The quadratic formula is a tool used to find the solutions of a quadratic equation, which is an equation of the form \( ax^2 + bx + c = 0 \). The formula itself is:
\[x = \frac{-b \pm \sqrt{b^2 - 4ac}}{2a}\]
This formula will provide us with the solutions for \( x \), which are the points where the graph of the quadratic function intersects the x-axis. The \( a \), \( b \), and \( c \) are the coefficients from the standard form of the quadratic equation. Using this formula, you can quickly solve any quadratic equation without needing to factor or complete the square, making it a very efficient method.

The discriminant is a part of the quadratic formula which is under the square root, \( b^2 - 4ac \). It tells us how many real solutions a quadratic equation has:

• If the discriminant is positive, there are two distinct real solutions.
• If the discriminant is zero, there is exactly one real solution, which is also called a repeated or double root.
• If the discriminant is negative, there are no real solutions, and the solutions are complex or imaginary numbers.

In our exercise, the discriminant was calculated to be 196, which is positive, indicating that there are two real solutions: \( x = \frac{1}{3} \) and \( x = 5 \). This means the parabola will intersect the x-axis at these two points. Understanding the discriminant helps in predicting the nature of the roots without solving the equation fully.

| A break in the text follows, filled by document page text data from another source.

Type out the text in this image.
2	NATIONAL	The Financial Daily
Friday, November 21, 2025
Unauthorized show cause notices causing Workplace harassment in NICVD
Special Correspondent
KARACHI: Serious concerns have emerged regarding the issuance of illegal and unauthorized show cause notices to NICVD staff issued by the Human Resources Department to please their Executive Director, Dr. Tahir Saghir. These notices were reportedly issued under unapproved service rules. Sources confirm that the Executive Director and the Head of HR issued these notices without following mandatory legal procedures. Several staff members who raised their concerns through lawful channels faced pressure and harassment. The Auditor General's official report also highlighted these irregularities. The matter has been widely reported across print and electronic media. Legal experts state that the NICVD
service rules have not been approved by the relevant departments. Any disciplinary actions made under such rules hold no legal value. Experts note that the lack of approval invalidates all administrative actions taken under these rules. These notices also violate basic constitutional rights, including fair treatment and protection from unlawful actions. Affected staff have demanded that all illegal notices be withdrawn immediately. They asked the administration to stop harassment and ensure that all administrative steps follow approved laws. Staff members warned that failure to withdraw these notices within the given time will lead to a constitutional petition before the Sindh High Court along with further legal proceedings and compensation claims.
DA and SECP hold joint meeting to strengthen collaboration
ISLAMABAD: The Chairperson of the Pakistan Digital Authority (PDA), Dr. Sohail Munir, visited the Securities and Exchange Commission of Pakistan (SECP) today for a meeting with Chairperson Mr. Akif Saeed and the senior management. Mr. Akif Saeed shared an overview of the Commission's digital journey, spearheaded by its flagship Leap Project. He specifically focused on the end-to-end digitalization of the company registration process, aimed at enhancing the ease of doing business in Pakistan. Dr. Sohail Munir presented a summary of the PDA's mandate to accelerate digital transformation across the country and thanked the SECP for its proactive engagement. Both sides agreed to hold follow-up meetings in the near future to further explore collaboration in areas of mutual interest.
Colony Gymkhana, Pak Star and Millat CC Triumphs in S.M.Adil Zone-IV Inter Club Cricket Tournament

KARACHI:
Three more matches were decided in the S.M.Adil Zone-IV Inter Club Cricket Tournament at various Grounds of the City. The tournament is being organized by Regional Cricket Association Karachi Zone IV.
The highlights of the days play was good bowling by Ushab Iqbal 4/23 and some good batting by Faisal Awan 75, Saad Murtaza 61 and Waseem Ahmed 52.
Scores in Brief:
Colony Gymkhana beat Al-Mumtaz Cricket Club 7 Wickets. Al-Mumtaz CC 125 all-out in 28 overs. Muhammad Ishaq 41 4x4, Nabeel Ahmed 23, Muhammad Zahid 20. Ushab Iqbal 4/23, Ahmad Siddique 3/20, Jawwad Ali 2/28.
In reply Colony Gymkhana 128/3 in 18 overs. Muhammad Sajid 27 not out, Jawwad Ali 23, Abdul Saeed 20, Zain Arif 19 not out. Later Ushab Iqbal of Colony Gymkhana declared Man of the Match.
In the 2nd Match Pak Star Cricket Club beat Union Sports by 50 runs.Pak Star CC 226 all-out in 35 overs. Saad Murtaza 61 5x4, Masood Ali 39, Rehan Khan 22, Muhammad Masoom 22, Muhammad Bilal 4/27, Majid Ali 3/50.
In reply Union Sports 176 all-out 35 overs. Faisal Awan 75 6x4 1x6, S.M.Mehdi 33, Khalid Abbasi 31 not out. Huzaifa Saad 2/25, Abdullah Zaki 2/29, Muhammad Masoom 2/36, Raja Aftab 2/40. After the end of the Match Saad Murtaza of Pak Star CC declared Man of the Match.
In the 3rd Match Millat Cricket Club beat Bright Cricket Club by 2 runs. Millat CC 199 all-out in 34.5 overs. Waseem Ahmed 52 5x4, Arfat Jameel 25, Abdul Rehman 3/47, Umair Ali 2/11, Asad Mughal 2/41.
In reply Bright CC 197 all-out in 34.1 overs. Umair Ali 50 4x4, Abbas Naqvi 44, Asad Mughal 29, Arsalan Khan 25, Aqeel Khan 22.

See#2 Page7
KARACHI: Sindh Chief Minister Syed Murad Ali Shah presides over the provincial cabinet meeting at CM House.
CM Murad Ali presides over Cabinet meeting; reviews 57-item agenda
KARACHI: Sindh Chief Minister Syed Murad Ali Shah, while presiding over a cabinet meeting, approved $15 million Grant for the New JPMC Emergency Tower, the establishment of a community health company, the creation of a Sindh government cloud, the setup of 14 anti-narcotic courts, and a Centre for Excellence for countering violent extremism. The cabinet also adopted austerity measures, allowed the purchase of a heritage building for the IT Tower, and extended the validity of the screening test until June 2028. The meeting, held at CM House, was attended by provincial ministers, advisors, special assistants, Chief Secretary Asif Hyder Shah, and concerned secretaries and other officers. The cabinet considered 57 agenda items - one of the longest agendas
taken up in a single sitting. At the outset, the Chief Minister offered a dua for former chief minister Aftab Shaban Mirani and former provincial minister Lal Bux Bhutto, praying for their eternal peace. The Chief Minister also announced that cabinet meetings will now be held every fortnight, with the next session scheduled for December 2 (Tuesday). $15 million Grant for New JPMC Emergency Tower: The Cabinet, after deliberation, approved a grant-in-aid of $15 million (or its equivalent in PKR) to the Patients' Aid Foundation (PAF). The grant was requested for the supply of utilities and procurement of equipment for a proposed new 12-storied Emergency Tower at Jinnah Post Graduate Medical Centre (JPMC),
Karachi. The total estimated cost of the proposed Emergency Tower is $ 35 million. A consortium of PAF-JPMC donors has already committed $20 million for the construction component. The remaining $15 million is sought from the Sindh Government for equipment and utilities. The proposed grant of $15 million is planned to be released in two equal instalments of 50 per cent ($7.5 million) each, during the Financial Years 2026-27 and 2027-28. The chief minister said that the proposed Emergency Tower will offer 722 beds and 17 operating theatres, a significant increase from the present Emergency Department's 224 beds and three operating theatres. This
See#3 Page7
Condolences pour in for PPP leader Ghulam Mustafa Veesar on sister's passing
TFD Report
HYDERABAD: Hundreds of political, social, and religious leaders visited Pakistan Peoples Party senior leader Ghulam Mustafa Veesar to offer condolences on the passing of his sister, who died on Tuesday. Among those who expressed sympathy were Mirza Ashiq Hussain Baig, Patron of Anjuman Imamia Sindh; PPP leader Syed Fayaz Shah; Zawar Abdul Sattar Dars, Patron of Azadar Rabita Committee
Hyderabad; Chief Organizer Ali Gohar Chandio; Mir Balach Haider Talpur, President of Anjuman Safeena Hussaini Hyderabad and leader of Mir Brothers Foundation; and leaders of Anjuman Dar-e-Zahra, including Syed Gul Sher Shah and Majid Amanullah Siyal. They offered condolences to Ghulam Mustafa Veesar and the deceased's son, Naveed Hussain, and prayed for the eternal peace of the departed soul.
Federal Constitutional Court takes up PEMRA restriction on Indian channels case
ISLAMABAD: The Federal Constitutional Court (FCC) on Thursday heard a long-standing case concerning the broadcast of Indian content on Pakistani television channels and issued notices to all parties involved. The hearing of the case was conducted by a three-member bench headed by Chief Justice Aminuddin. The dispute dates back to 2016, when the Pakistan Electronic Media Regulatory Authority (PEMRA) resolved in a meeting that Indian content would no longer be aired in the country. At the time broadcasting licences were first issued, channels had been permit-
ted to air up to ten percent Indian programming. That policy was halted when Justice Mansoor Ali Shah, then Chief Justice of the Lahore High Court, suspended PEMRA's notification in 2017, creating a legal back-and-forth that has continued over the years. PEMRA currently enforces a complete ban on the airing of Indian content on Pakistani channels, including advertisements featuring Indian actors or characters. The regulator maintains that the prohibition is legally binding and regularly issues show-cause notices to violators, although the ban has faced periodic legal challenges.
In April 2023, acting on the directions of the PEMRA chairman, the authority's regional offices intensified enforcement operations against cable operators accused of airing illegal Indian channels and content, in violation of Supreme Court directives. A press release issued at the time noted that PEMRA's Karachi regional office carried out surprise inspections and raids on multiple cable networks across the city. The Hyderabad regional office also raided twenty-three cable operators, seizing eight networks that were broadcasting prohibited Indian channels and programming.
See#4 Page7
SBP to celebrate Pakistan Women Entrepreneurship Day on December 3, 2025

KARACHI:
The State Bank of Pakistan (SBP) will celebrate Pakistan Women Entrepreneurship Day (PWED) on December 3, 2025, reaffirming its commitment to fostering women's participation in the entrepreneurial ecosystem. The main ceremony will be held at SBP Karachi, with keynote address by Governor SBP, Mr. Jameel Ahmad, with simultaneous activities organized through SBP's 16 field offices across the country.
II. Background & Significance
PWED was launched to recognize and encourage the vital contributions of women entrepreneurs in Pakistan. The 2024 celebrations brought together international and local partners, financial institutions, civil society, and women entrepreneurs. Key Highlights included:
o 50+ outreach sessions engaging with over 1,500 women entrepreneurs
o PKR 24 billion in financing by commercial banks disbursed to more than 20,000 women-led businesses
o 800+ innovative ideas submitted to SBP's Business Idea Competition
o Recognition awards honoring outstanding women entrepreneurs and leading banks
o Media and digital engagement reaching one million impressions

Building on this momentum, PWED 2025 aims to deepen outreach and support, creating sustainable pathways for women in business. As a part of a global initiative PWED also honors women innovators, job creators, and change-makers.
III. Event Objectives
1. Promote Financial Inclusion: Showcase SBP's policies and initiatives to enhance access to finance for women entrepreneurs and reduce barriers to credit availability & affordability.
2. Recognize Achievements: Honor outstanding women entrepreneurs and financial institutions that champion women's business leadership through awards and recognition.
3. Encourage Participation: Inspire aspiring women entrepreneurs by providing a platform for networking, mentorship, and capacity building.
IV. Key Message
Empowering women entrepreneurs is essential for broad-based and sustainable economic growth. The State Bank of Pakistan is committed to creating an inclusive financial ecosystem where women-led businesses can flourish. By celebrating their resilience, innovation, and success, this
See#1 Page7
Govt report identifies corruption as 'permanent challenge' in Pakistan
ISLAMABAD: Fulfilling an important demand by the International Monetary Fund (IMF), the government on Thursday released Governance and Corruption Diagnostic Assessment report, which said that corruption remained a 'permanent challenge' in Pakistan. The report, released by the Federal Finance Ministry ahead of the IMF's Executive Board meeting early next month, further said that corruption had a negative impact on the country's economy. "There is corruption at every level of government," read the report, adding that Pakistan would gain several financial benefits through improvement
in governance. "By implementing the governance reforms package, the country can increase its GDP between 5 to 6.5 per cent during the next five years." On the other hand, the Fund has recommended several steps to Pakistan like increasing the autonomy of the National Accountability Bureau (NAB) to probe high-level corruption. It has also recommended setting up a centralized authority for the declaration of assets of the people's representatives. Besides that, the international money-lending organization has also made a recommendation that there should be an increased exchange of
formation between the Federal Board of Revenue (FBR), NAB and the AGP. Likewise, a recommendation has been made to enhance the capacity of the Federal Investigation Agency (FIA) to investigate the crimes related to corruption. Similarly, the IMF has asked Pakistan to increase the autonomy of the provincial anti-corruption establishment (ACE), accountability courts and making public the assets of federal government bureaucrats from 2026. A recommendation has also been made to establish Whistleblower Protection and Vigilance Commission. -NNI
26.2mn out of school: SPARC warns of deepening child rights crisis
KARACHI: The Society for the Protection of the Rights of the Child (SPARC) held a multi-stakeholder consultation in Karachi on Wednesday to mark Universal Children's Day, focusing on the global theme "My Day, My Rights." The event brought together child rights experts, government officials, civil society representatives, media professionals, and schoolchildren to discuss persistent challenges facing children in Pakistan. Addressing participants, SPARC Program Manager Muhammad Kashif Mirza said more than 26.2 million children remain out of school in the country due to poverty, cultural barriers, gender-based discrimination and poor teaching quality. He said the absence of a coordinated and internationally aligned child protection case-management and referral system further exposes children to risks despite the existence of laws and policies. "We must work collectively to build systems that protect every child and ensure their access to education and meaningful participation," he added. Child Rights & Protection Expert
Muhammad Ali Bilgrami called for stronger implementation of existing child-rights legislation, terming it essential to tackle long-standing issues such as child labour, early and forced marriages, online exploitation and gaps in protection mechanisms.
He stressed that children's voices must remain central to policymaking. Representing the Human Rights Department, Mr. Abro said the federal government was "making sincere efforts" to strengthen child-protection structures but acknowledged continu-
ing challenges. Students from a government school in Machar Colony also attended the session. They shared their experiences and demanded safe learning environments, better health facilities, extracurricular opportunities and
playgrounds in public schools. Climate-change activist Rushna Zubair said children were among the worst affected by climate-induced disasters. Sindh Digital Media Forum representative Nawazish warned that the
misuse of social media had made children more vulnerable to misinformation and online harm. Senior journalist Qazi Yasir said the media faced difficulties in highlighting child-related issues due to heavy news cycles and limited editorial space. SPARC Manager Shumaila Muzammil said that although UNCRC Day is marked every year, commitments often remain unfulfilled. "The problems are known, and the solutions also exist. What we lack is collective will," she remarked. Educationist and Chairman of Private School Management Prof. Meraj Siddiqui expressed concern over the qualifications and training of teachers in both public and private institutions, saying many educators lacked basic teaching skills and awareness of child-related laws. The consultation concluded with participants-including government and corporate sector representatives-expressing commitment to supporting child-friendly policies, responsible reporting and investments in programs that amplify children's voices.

When graphing quadratic equations, the graph takes the shape of a parabola. For the equation \( y = -3x^2 + 16x - 5 \), the parabola "opens" downwards because the coefficient of \( x^2 \) (which is \(-3\)) is negative.
The vertex of this parabola is the highest point on the graph, and it lies between the solutions \( x = \frac{1}{3} \) and \( x = 5 \). To graph this, you can plot these solutions on the x-axis and draw a smooth curve through these points, reaching up to the vertex.
A detailed graph can support the solutions by showing that the parabola truly intersects the x-axis at the computed solutions and how it behaves between them.

Real solutions of a quadratic equation are the values of \( x \) for which the quadratic formula results in normal, non-imaginary numbers. These solutions are the \( x \)-intercepts of the parabola, and in the context of real-world problems, they can represent actual measurable quantities.

• In our exercise, the calculated real solutions were \( x = \frac{1}{3} \) and \( x = 5 \).
• These are where the graph intersects the x-axis, providing a visual confirmation of the solutions.

Real solutions are of critical importance as they often represent possible solutions to physical problems, such as distances, times, and speeds, where imaginary numbers would not be applicable.